Previous posts covered the techniques. I wanted to add a link to Martin Odersky's May 2014 talk on the Scala language objectives. He identifies languages that "require" a DI container to inject dependencies as poorly implemented. I agree with this personally, but it is only an opinion. It does seem to indicate that including a DI dependency in your Scala project is non-idiomatic, but again this is opinion. Practically speaking, even with a language designed to inject dependencies natively, there is a certain amount of consistency gained by using a container. It is worth considering both points of view for your purposes.
https://youtu.be/ecekSCX3B4Q?t=1154
I would suggest you to try distage (disclaimer: I'm the author).
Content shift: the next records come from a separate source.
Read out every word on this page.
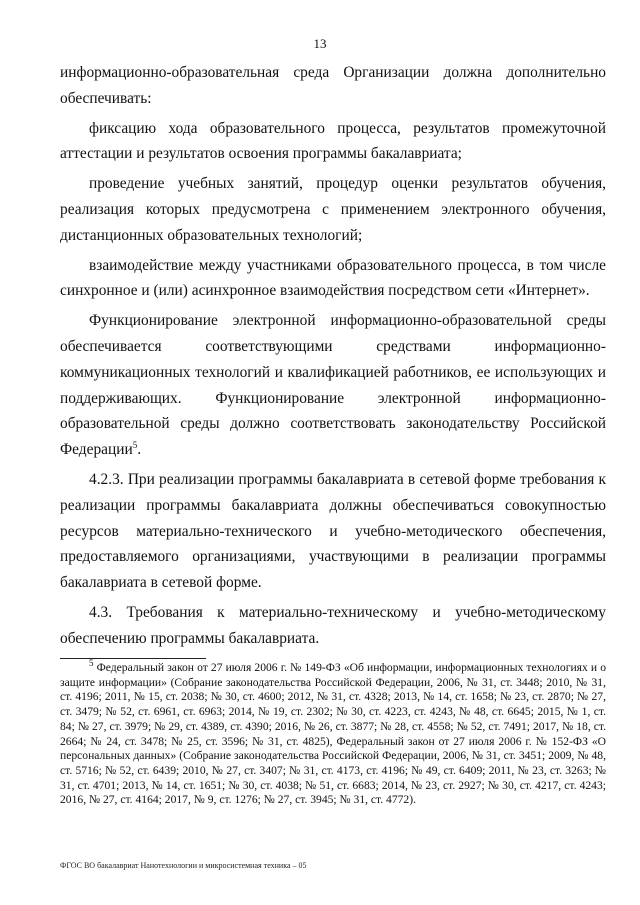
13

информационно-образовательная среда Организации должна дополнительно обеспечивать:

фиксацию хода образовательного процесса, результатов промежуточной аттестации и результатов освоения программы бакалавриата;

проведение учебных занятий, процедур оценки результатов обучения, реализация которых предусмотрена с применением электронного обучения, дистанционных образовательных технологий;

взаимодействие между участниками образовательного процесса, в том числе синхронное и (или) асинхронное взаимодействия посредством сети «Интернет».

Функционирование электронной информационно-образовательной среды обеспечивается соответствующими средствами информационно-коммуникационных технологий и квалификацией работников, ее использующих и поддерживающих. Функционирование электронной информационно-образовательной среды должно соответствовать законодательству Российской Федерации$^5$.

4.2.3. При реализации программы бакалавриата в сетевой форме требования к реализации программы бакалавриата должны обеспечиваться совокупностью ресурсов материально-технического и учебно-методического обеспечения, предоставляемого организациями, участвующими в реализации программы бакалавриата в сетевой форме.

4.3. Требования к материально-техническому и учебно-методическому обеспечению программы бакалавриата.

$^5$ Федеральный закон от 27 июля 2006 г. № 149-ФЗ «Об информации, информационных технологиях и о защите информации» (Собрание законодательства Российской Федерации, 2006, № 31, ст. 3448; 2010, № 31, ст. 4196; 2011, № 15, ст. 2038; № 30, ст. 4600; 2012, № 31, ст. 4328; 2013, № 14, ст. 1658; № 23, ст. 2870; № 27, ст. 3479; № 52, ст. 6961, ст. 6963; 2014, № 19, ст. 2302; № 30, ст. 4223, ст. 4243, № 48, ст. 6645; 2015, № 1, ст. 84; № 27, ст. 3979; № 29, ст. 4389, ст. 4390; 2016, № 26, ст. 3877; № 28, ст. 4558; № 52, ст. 7491; 2017, № 18, ст. 2664; № 24, ст. 3478; № 25, ст. 3596; № 31, ст. 4825), Федеральный закон от 27 июля 2006 г. № 152-ФЗ «О персональных данных» (Собрание законодательства Российской Федерации, 2006, № 31, ст. 3451; 2009, № 48, ст. 5716; № 52, ст. 6439; 2010, № 27, ст. 3407; № 31, ст. 4173, ст. 4196; № 49, ст. 6409; 2011, № 23, ст. 3263; № 31, ст. 4701; 2013, № 14, ст. 1651; № 30, ст. 4038; № 51, ст. 6683; 2014, № 23, ст. 2927; № 30, ст. 4217, ст. 4243; 2016, № 27, ст. 4164; 2017, № 9, ст. 1276; № 27, ст. 3945; № 31, ст. 4772).

ФГОС ВО бакалавриат Нанотехнологии и микросистемная техника – 05
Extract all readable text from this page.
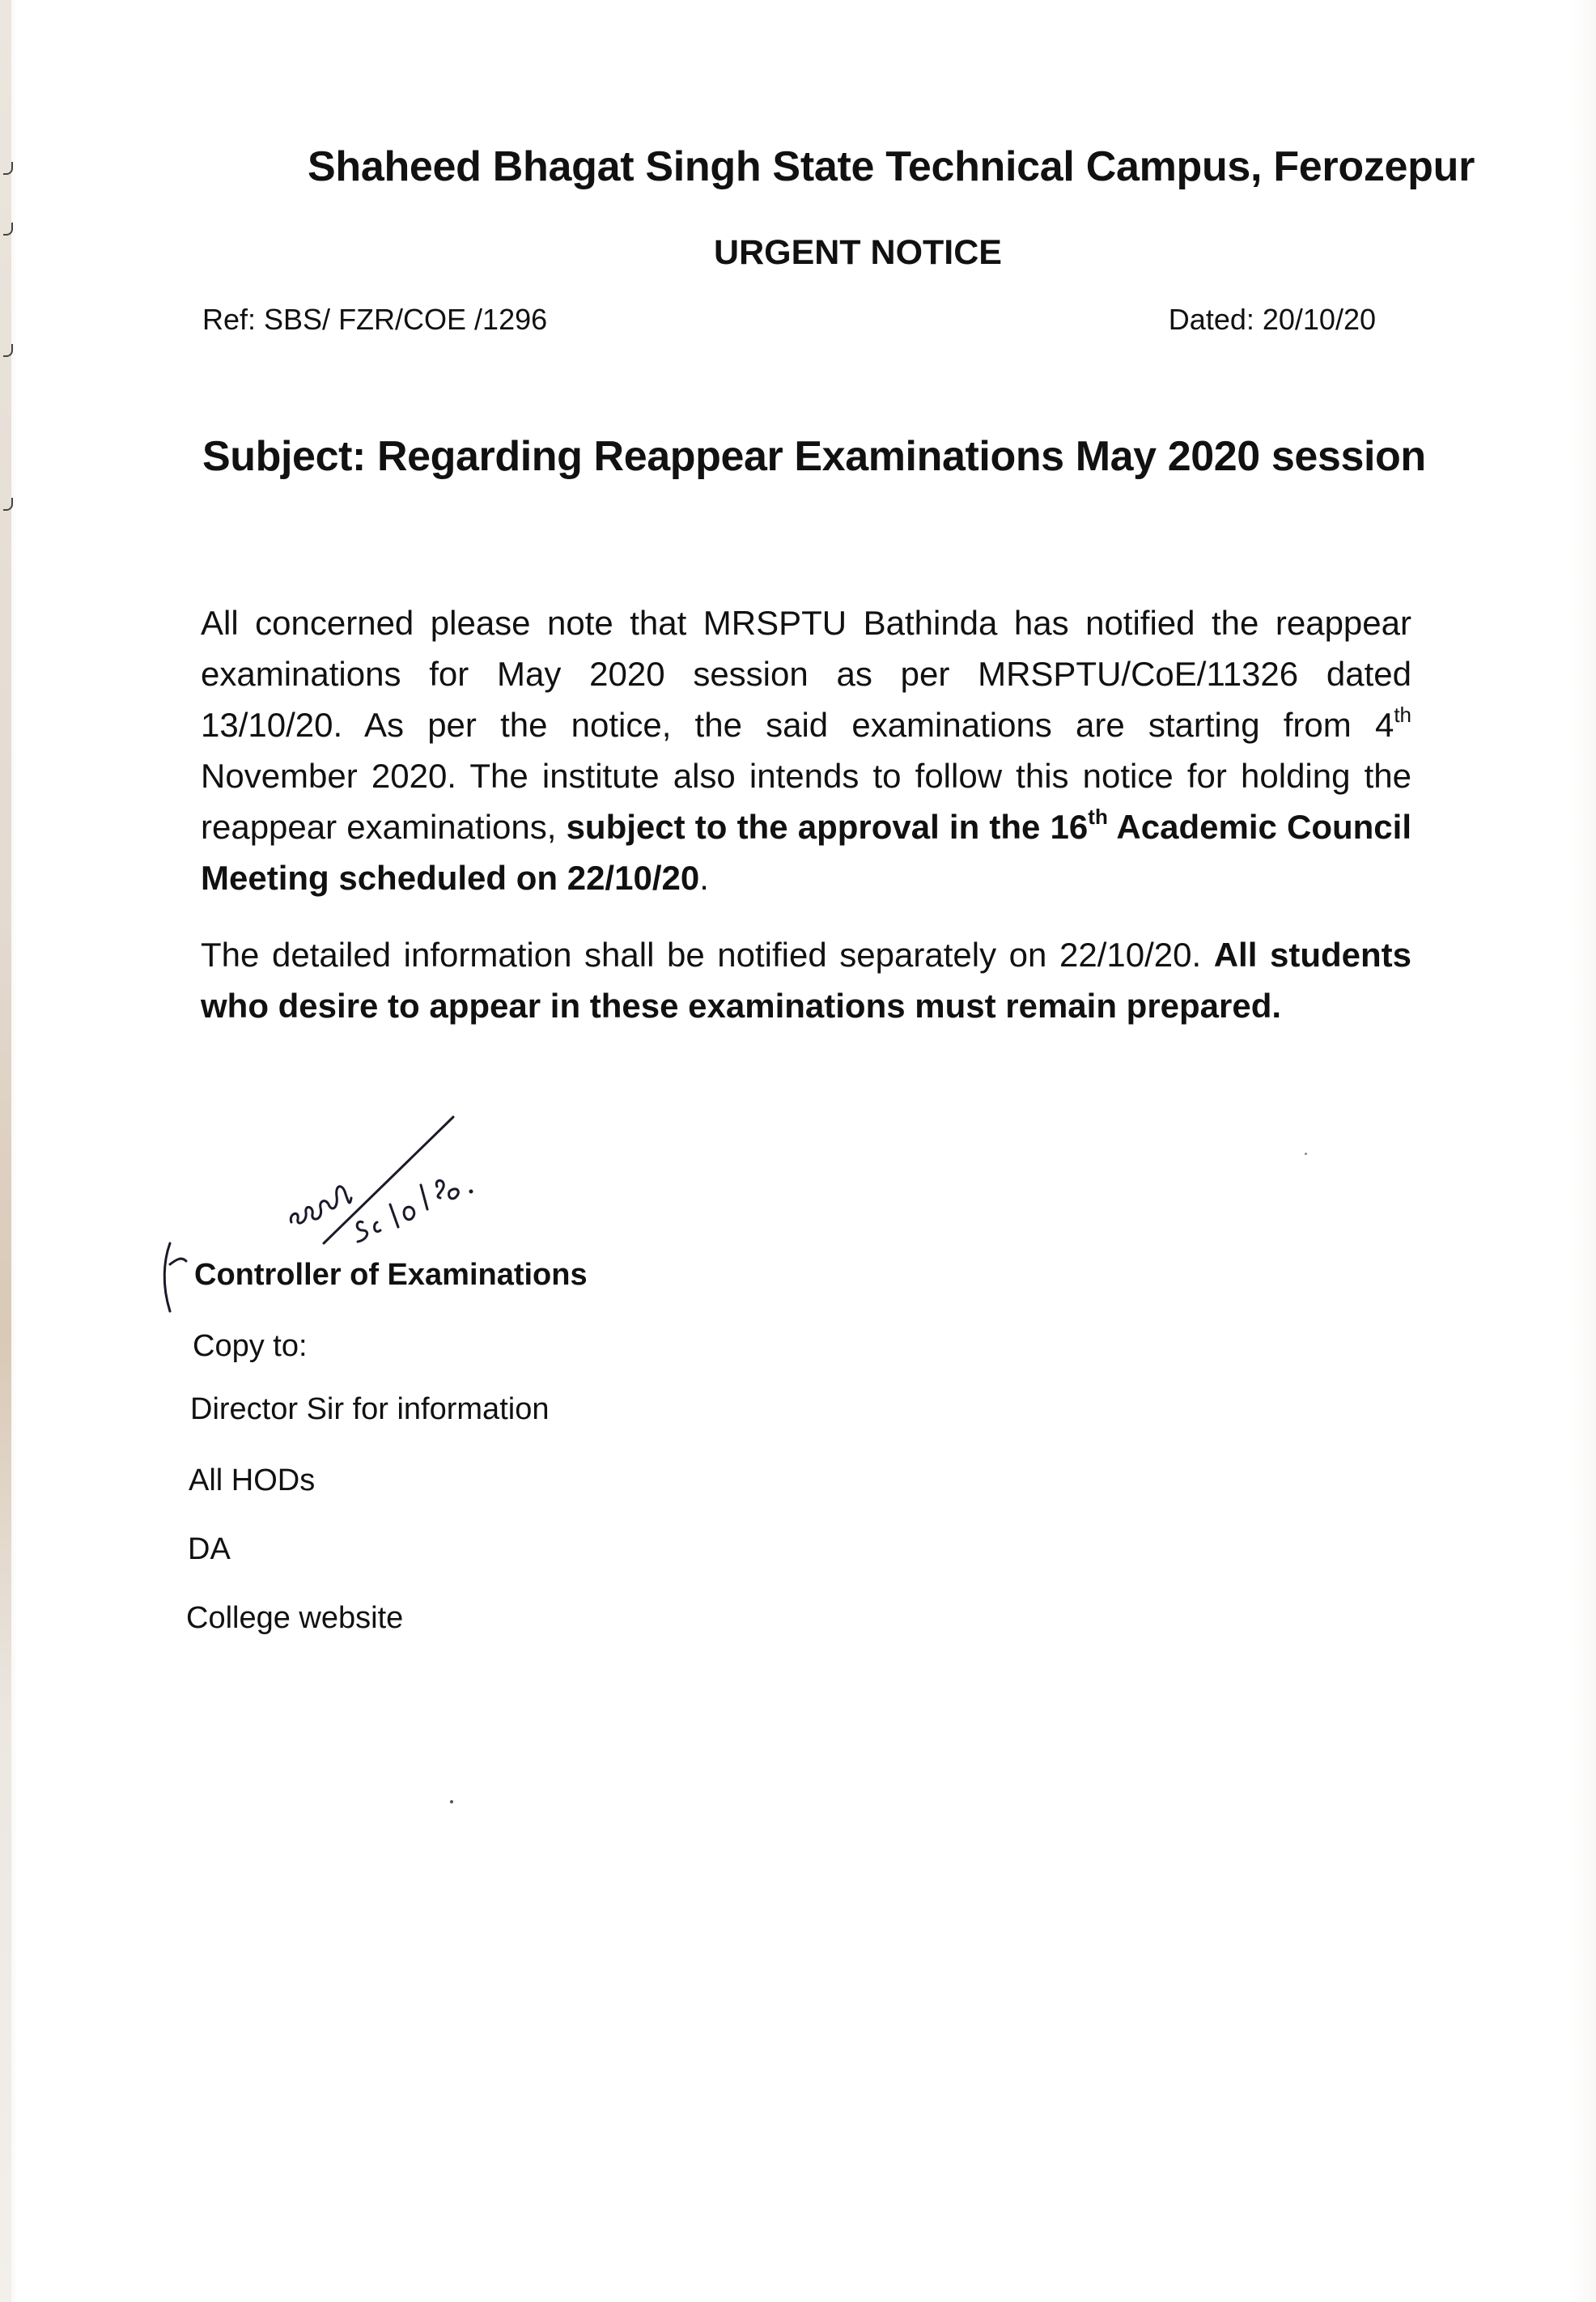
Shaheed Bhagat Singh State Technical Campus, Ferozepur
URGENT NOTICE
Ref: SBS/ FZR/COE /1296	Dated: 20/10/20
Subject: Regarding Reappear Examinations May 2020 session
All concerned please note that MRSPTU Bathinda has notified the reappear examinations for May 2020 session as per MRSPTU/CoE/11326 dated 13/10/20. As per the notice, the said examinations are starting from 4th November 2020. The institute also intends to follow this notice for holding the reappear examinations, subject to the approval in the 16th Academic Council Meeting scheduled on 22/10/20.
The detailed information shall be notified separately on 22/10/20. All students who desire to appear in these examinations must remain prepared.
Controller of Examinations
Copy to:
Director Sir for information
All HODs
DA
College website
It allows you to do much more than a typical DI does and has many unique traits:
distage supports multiple configurations (e.g. you may run your app
with different sets of component implementations),
distage allows you to correctly share dependencies across your tests
and easily run same tests for different implementations of your
components,
distage supports roles so you may run multiple services within the same process sharing dependencies between them,
distage does not depend on scala-reflect
(but supports all the necessary features of Scala typesystem, like
higher-kinded types).
You may also watch our talk at Functional Scala 2019 where we've discussed and demonstrated some important capabiliteis of distage.
I have shown how I created a very simple functional DI container in scala using 2.10 here.
In addition to the answer of Dan Story, I blogged about a DI variant that also uses language constructs only but is not mentioned in Jonas's post: Value Injection on Traits (linking to web.archive.org now).
This pattern is working very well for me.